Sie regt ferner eine HPV-Impflicht für Jugendliche, eine Ausweitung der Krebsfrüherkennung und einen gleichen Zugang zu Versorgungsleistungen aller Bürger in der EU an. Zusätzlich fordert sie die EU-Mitgliedstaaten auf, die Akkreditierung von mindestens einem Krebszentrum pro Mitgliedstaat nach dem Standard der Organisation Europäischer Krebsinstitute zu fördern.

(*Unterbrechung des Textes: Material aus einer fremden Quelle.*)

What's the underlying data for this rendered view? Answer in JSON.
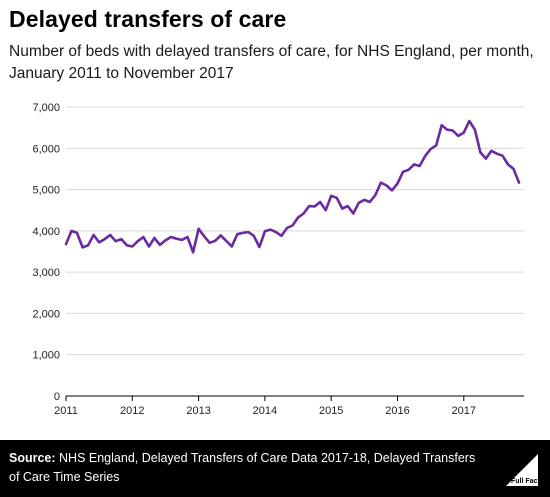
{
  "header": {
    "title": "Delayed transfers of care",
    "subtitle": "Number of beds with delayed transfers of care, for NHS England, per month, January 2011 to November 2017"
  },
  "footer": {
    "source_label": "Source:",
    "source_text": "NHS England, Delayed Transfers of Care Data 2017-18, Delayed Transfers of Care Time Series",
    "logo_text": "Full Fact"
  },
  "colors": {
    "line": "#6a2ba1",
    "grid": "#d9d9d9",
    "footer_bg": "#000000"
  },
  "chart_data": {
    "type": "line",
    "title": "Delayed transfers of care",
    "ylim": [
      0,
      7000
    ],
    "yticks": [
      0,
      1000,
      2000,
      3000,
      4000,
      5000,
      6000,
      7000
    ],
    "ytick_labels": [
      "0",
      "1,000",
      "2,000",
      "3,000",
      "4,000",
      "5,000",
      "6,000",
      "7,000"
    ],
    "xticks": [
      "2011",
      "2012",
      "2013",
      "2014",
      "2015",
      "2016",
      "2017"
    ],
    "x_start": "2011-01",
    "series": [
      {
        "values": [
          3680,
          4000,
          3950,
          3600,
          3650,
          3900,
          3720,
          3800,
          3900,
          3750,
          3800,
          3650,
          3620,
          3750,
          3850,
          3620,
          3830,
          3660,
          3770,
          3850,
          3810,
          3780,
          3850,
          3480,
          4050,
          3870,
          3710,
          3760,
          3890,
          3760,
          3620,
          3920,
          3950,
          3970,
          3880,
          3610,
          3990,
          4030,
          3970,
          3880,
          4070,
          4130,
          4320,
          4420,
          4600,
          4590,
          4700,
          4500,
          4850,
          4800,
          4540,
          4600,
          4420,
          4680,
          4750,
          4700,
          4870,
          5170,
          5100,
          4980,
          5150,
          5430,
          5480,
          5610,
          5570,
          5810,
          5980,
          6070,
          6560,
          6450,
          6430,
          6300,
          6380,
          6660,
          6450,
          5900,
          5750,
          5940,
          5870,
          5820,
          5610,
          5500,
          5170
        ]
      }
    ]
  }
}
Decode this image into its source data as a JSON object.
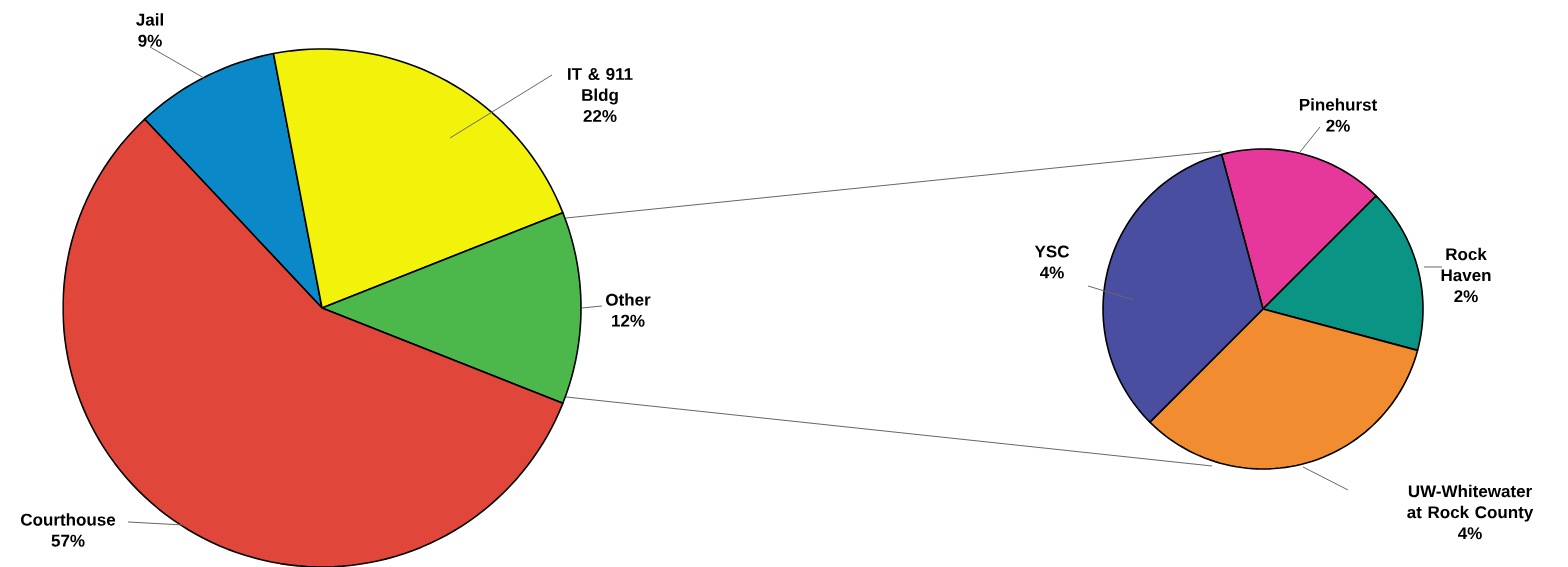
{
  "chart_data": [
    {
      "type": "pie",
      "categories": [
        "Jail",
        "IT & 911 Bldg",
        "Other",
        "Courthouse"
      ],
      "values": [
        9,
        22,
        12,
        57
      ],
      "colors": [
        "#0a88c8",
        "#f2f20a",
        "#4cb84c",
        "#e0463a"
      ],
      "value_labels": [
        "9%",
        "22%",
        "12%",
        "57%"
      ]
    },
    {
      "type": "pie",
      "categories": [
        "Pinehurst",
        "Rock Haven",
        "UW-Whitewater at Rock County",
        "YSC"
      ],
      "values": [
        2,
        2,
        4,
        4
      ],
      "colors": [
        "#e6389a",
        "#0a9484",
        "#f28c30",
        "#4a4ea0"
      ],
      "value_labels": [
        "2%",
        "2%",
        "4%",
        "4%"
      ]
    }
  ]
}
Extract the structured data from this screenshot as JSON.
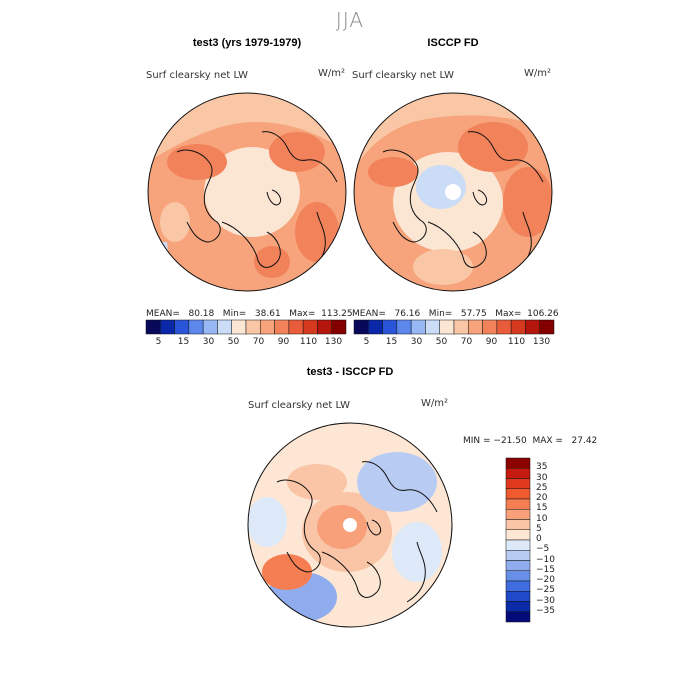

Der Plan der EU-Kommission, der mit dem Forschungsauftrag zum Thema Krebs im Rahmen des Programms Horizont Europa verknüpft ist, sieht unter anderem vor, die Möglichkeiten des Datenaustauschs und der Digitalisierung sowie der EU-Initiative über bildgebende Verfahren besser zu nutzen. Außerdem soll ein Wissenszentrum zur Krebsbekämpfung geschaffen werden, wobei sich die Stellungnahme des AdR dafür einsetzt, dessen Kompetenzen auf die Behandlung seltener Krebsarten auszuweiten.
In der Sitzung der Fachkommission NAT wurde zudem ein gemeinsamer Aktionsplan zwischen dem UN-Regionalbüro in Europa für die Verringerung des Katastrophenrisikos und dem AdR unterzeichnet.